Até agora, passaram-se quatro etapas nos tribunais. Na primeira, o juiz considerou que não havia indício suficiente. De fato, defendeu meu direito de falar sobre o conflito e recomendou que nenhum julgamento fosse realizado. Mas a Câmara de Apelações rejeitou essa decisão e ordenou prosseguimento do caso. Esse primeiro julgamento foi o mais democrático, pois permitiu apresentar testemunhas.

E trouxemos muitas: desde um ganhador do Prêmio Nobel da Paz até líderes da esquerda, bem como membros da comunidade judaica na Argentina que são antissionistas, e um dos parentes mais reconhecidos da vítima de um atentado a bomba contra um centro comunitário judaico em 1994.

Nesse primeiro julgamento, fui absolvido. Porém, a DAIA recorreu, e o tribunal superior – dessa vez sem permitir testemunhas ou depoimentos – me condenou. É assim que as coisas estão atualmente: sou considerado condenado por esse tribunal. Apelamos, e a audiência ocorreu há dois meses, mas ainda aguardamos uma decisão. Não sabemos por que está demorando tanto. Eles devem decidir se mantêm a condenação ou me absolvem.
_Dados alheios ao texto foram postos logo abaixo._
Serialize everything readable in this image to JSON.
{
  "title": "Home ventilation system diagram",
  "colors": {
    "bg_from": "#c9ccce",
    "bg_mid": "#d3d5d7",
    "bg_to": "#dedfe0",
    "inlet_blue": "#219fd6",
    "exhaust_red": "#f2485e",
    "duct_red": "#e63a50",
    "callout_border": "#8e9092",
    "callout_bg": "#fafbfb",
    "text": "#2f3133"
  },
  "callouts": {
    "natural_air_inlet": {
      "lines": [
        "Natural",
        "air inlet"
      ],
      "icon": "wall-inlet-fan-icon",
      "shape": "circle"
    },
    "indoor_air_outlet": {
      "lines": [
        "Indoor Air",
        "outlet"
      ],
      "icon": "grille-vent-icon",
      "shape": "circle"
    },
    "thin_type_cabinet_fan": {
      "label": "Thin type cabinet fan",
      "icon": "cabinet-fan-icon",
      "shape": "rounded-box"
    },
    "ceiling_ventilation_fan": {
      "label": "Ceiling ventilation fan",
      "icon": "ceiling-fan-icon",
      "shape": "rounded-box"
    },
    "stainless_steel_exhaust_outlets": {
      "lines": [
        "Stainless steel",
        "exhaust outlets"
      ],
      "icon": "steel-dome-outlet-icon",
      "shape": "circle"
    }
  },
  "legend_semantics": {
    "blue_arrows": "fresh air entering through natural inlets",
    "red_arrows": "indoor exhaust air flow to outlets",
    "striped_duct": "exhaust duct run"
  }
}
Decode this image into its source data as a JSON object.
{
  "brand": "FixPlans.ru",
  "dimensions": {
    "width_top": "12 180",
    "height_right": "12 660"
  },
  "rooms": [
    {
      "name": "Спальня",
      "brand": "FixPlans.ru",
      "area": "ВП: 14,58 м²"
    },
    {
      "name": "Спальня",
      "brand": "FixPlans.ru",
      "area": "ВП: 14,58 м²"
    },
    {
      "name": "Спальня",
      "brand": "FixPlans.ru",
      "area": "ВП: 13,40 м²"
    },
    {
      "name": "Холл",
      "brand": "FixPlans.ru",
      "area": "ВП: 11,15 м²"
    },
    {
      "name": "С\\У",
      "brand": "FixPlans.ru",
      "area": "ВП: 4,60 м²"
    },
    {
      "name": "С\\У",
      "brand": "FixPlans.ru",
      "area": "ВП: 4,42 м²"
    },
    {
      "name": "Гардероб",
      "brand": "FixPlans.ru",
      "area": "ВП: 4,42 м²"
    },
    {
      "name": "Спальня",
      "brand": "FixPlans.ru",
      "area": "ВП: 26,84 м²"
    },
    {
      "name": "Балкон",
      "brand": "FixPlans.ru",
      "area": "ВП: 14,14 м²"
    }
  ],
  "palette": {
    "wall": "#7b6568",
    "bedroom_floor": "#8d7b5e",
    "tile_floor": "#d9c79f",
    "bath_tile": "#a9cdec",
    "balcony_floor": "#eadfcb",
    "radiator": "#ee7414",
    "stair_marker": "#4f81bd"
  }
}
A verdadeira justiça não está nas decisões desses tribunais — está no que a própria sociedade decide. As pessoas me param na rua para expressar seu apoio. Esse é o veredicto real.

Seja qual for o resultado, haverá novos recursos. Se decidirem a meu favor, a DAIA recorrerá. Se for contra mim, nós recorreremos. De qualquer forma, o caso irá à instância máxima. Naturalmente, já ter duas condenações registradas não é animador — até aqui foram duas decisões favoráveis e uma contrária. Mas este é um caso político, não de justiça. O que estou fazendo é denunciar o genocídio.

Na Argentina, sabemos muito bem o que significa genocídio — nós mesmos vivemos um. Sabemos o papel que juízes e políticos desempenharam, e como muitos dos cúmplices foram julgados e até presos. Foi exatamente isso que disse ao tribunal em minha declaração final: que eles deveriam decidir se queriam ser cúmplices de um genocídio.

Portanto, na verdade, sou eu quem está no banco dos réus, equivocadamente. Os que deveriam estar ali são meus acusadores, pois são eles que estão apoiando o genocídio. O Presidente da República deveria estar sendo julgado, já que apoia abertamente esse genocídio.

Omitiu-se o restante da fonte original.